The web-xml and app-xml handlers in DaFT provide advanced XML extraction and filtering capabilities, allowing users to:

  • Extract specific paths from deeply nested XML.
  • Select only certain fields from the extracted data.
  • Convert XML to JSON-like structures for consistent data handling.
  • Maintain full backward compatibility (default behavior is unchanged).

** How XML Path Extraction Works**

The xml_path option allows you to extract specific parts of an XML response using dot notation.

For example, given this XML response:

<response>
    <status>success</status>
    <data>
        <items>
            <item>
                <id>1</id>
                <name>Alice</name>
                <score>95</score>
            </item>
            <item>
                <id>2</id>
                <name>Bob</name>
                <score>88</score>
            </item>
        </items>
    </data>
</response>

You can extract only <data><items> using this configuration:

source = "https://api.example.com/data.xml"
type = "web-xml"
xml_path = "data.items.item"

Returned Output (Converted to JSON-like format):

[
    { "id": "1", "name": "Alice", "score": "95" },
    { "id": "2", "name": "Bob", "score": "88" }
]


** Field Filtering: Selecting Only the Data You Need**

The fields option allows you to extract only certain fields from the extracted data.

For example, with this configuration:

source = "https://api.example.com/data.xml"
type = "web-xml"
xml_path = "data.items.item"
fields = "id,name"

Returned Output:

[
    { "id": "1", "name": "Alice" },
    { "id": "2", "name": "Bob" }
]


** Handling Single XML Elements**

If the extracted xml_path points to a single XML element, it will be returned as an object instead of an array.

Example XML Response

<response>
    <metadata>
        <info>
            <version>1.0</version>
            <author>Admin</author>
        </info>
    </metadata>
</response>

Configuration

source = "https://api.example.com/data.xml"
type = "web-xml"
xml_path = "metadata.info"

Returned Output:

{
    "version": "1.0",
    "author": "Admin"
}


🛠 Using App XML Handler

The app-xml handler works exactly the same, but instead of fetching XML from a web URL, it runs a shell command that outputs XML.

Example Configuration

source = "/usr/local/bin/my-xml-app --option=value"
type = "app-xml"
xml_path = "response.results.item"
fields = "id,score"

Expected Output:

[
    { "id": "1", "score": "95" },
    { "id": "2", "score": "88" }
]


** What Happens If a Path Doesn’t Exist?**

If the specified xml_path does not exist in the response:

  • Instead of returning an error, it will return an empty array ([]).
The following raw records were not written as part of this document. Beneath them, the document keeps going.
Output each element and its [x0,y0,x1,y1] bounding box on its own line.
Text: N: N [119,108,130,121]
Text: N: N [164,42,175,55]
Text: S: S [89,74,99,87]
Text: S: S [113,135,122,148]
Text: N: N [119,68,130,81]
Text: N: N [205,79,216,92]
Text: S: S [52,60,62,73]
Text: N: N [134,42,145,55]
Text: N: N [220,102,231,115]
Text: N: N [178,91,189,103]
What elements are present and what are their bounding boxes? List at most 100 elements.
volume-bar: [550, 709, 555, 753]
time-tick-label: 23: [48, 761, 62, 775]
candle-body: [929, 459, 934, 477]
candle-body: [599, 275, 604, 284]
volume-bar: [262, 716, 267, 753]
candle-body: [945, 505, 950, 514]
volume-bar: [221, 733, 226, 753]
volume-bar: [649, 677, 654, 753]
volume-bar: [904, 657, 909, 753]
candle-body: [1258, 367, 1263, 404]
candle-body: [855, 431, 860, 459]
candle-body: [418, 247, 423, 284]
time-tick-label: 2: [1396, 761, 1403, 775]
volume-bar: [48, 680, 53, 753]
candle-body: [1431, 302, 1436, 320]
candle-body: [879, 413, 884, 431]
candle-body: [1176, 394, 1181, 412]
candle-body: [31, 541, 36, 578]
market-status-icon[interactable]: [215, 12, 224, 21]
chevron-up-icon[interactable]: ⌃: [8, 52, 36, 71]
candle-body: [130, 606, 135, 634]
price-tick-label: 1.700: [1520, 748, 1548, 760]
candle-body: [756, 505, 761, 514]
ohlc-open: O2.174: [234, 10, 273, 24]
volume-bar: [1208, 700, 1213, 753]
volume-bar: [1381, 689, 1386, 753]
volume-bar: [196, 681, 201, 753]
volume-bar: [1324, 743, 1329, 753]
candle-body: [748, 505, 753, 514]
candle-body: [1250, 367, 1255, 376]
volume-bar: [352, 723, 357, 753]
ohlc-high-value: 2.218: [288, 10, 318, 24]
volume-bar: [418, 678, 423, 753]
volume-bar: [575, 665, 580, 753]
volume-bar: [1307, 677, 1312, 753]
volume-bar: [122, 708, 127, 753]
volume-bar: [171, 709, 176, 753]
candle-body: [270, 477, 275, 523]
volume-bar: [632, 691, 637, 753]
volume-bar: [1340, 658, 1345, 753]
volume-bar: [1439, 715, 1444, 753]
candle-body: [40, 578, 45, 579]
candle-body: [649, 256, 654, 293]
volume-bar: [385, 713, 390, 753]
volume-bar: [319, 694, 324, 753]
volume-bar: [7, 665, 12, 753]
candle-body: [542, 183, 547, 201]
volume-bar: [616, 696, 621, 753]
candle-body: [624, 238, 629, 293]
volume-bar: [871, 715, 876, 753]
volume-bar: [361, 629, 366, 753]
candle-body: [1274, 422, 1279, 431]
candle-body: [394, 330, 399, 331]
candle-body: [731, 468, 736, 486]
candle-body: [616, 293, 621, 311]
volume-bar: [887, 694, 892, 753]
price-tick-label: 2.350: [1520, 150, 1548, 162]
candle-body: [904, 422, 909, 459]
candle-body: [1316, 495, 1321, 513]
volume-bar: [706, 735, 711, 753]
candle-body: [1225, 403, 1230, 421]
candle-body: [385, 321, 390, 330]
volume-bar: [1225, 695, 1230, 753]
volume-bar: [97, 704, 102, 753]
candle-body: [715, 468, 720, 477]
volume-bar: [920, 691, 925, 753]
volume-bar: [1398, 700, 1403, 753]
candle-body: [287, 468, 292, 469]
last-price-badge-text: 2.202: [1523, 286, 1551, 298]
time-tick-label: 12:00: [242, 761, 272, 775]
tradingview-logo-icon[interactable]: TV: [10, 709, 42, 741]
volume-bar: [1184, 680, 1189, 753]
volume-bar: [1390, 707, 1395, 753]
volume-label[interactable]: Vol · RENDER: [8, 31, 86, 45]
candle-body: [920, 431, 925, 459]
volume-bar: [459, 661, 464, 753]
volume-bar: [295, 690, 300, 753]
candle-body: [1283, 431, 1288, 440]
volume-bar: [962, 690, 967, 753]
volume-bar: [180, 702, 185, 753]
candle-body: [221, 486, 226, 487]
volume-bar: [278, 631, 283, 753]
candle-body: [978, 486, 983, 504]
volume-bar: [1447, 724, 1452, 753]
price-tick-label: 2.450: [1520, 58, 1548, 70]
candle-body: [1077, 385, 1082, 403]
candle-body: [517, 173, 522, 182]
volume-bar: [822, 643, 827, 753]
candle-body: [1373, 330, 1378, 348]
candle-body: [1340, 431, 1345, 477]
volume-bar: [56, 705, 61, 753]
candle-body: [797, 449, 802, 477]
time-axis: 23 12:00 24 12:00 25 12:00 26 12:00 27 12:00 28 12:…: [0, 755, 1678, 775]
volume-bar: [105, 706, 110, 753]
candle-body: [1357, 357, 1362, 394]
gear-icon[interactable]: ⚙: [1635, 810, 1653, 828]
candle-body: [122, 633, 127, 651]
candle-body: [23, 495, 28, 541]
If the specified fields don’t exist in the extracted data:

  • Those fields will be ignored without errors.

This ensures consistent behavior and prevents API failures due to missing XML elements.


** Backward Compatibility**

  • If you don’t use xml_path or fields, the handler works exactly as before.
  • No breaking changes for existing users!

For example, this configuration:

source = "https://api.example.com/data.xml"
type = "web-xml"

Will still return the entire XML response as a JSON-like array.